Читать «Итальянский художник» онлайн - страница 47

Пит Рушо

— Анчоусов хочешь? — спросил я его напрямик.

— Хочу! — ответил он. Это был хороший знак. Мы разогнали всех покупателей, сами сожрали всю рыбу и пошли к нему в мастерскую.

Он стал хорошим художником, напрасно я переживал. Цвета у Кефаратти сначала казались глухими, тяжеловесными и в то же время многослойными, глубокими, как пелена дождя над полем, когда даль скрыта и угадываются только силуэты кустов по берегу реки и по обочинам дороги. Работа его доходила до первобытных красочных первооснов мира. Такие цвета были когда-то до грехопадения, в первом замысле. У Кефаратти даже чёрный был тёплым цветом земли, не остывшей ещё после творения, чёрный цвет у него дышал глубиной смысла. Он брал какую-то пережжёную глину, добавлял синьки для контраста, а получалась литургия, освящение даров. У Кефаратти было развито чувство графики цвета, он точно находил место для красного, жёлтого или синего, чтобы цветные пятна не рвали композицию. У него краски звучали как ночной прибой, когда в темноте не видно волн, но чувствуется мощь и красота моря.

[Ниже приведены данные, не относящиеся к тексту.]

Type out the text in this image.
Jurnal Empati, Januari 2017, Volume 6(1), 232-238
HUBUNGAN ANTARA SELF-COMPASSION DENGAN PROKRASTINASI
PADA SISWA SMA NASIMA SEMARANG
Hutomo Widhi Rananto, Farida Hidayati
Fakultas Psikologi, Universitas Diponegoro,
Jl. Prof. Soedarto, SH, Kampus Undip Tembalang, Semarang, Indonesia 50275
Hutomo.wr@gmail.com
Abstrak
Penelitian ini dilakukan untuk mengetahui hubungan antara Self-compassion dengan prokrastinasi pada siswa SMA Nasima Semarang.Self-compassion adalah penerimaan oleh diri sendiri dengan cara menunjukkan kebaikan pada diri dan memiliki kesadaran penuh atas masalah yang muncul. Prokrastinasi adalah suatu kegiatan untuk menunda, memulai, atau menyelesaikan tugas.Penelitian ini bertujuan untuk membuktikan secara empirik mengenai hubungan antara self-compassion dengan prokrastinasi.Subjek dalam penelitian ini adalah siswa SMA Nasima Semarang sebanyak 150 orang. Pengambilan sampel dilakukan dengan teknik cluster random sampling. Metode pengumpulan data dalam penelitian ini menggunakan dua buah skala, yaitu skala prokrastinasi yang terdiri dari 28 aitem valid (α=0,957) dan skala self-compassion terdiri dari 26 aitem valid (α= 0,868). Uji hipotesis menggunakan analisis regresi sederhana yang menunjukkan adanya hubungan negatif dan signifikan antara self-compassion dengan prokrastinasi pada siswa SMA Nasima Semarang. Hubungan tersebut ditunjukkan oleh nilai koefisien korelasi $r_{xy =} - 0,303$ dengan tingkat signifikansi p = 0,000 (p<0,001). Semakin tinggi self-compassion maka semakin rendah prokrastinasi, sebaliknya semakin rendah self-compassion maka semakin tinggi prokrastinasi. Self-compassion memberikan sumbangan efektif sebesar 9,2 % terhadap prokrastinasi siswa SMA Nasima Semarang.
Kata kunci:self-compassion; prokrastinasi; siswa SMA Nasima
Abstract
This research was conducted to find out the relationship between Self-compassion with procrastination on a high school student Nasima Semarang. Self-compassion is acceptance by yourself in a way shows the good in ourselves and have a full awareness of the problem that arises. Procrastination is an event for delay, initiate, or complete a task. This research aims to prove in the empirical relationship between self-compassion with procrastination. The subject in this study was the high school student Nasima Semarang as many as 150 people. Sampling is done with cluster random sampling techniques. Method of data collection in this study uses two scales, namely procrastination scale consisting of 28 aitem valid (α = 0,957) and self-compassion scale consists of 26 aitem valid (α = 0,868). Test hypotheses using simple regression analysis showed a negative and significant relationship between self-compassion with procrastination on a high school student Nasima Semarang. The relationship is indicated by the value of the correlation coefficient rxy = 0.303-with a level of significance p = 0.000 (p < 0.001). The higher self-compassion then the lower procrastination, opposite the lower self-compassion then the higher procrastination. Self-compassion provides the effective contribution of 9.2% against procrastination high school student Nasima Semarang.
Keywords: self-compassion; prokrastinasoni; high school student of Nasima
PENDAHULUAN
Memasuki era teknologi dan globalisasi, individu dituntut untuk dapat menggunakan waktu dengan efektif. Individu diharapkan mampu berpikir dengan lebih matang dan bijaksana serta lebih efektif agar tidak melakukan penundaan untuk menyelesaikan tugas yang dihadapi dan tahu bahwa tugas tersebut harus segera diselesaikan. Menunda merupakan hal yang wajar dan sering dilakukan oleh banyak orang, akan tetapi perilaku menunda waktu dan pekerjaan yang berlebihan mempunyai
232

Мне кажется, что сами картины его не очень-то интересовали, он делал пространство, то самое дыхание в пустоте, он создавал строй объёмов и ритмов потому что ему надо было как-то оправдаться перед зрителем. Думаю, он был из тех, кому белая залевкашенная доска дороже густой похлебки живописи.

Кефаратти был хорошим парнем. Мы договорились, что будем работать вместе. У него было много заказов, он сделал меня своим компаньоном, и я снова рисовал. Так началась моя вторая карьера художника.

Во всей истории с Кефаратти до сих пор осталось невыясненным только одно: как он мог ночью понять, что я это я? Как он меня вообще узнал, после моей отсидки в замке Муль. Какого дьявола он делал той ночью в городе? Я не спросил, а он о себе рассказывал мало.

Нет, такой силы не существует, да и не было её никогда, нет легкокрылых путей рисования по заоблачным росистым тропинкам, всё сложно, всегда как-то вкось, одна усталость и мука, но нет сил взять вот и бросить. Бросить краски — да это невозможно, лучше я есть не буду, оглохну или что-нибудь ещё. Пусть проходит мимо меня то, что другие считают жизнью: оголтелость и жадное хвастливое пустобрёшество, пусть. Не жалко непоседливой деловитости, потраченной, как обычно, всё на то же: на страстную жажду денег, бараньих котлет и всё в таком духе, словом, вы знаете. Пусть я буду самым нищим и медлительным неторопливым рисовальщиком того, что я больше всего люблю. Хоть бы и так. Художник — фигура страдательная и подчинённая его привязанности к красоте мира. Художник жив до тех пор, пока говорят «как это красиво», и умирает, когда начинается «как это красиво нарисовано». Художники — народ служилый и выбора у них нет, они обречены. Красота полноты бытия, дополненная мечтой, владеет ими, а если кого из них покинет благодать этого священного бремени, тот затоскует и потеряет покой. Вот как без этого прожить? Ты ведёшь по белой стене линию углём, и угольная пыль воздушной струйкой сбегает вниз, и солнечные блики из оловянного таза с прозрачной водой дробятся, прыгают по потолку, эхо радостно бубнит в пустых сводах, лето греет камни, пахнет побелкой и алебастром. Ноздреватая, в пузырьках меловая неровная стена, она как пенистое парное молоко. Безе, гоголь-моголь и восторг. Те, для кого это просто извёстка, прожили жизнь зря, они опасны в своём невежестве. Пусть ангелы милосердия с большими пилюлями прилетят, чтобы исцелить их бедные души, потому что как дальше-то им жить? Дальше — запах льняной олифы, упругость кисти и наслаждение вытереть руки тряпкой. Да сама эта грязная тряпка — уже картина, бедная, старая моя дырявая рубашка. Память о каком-то давнем дожде, последних каплях, запахе мокрой листвы.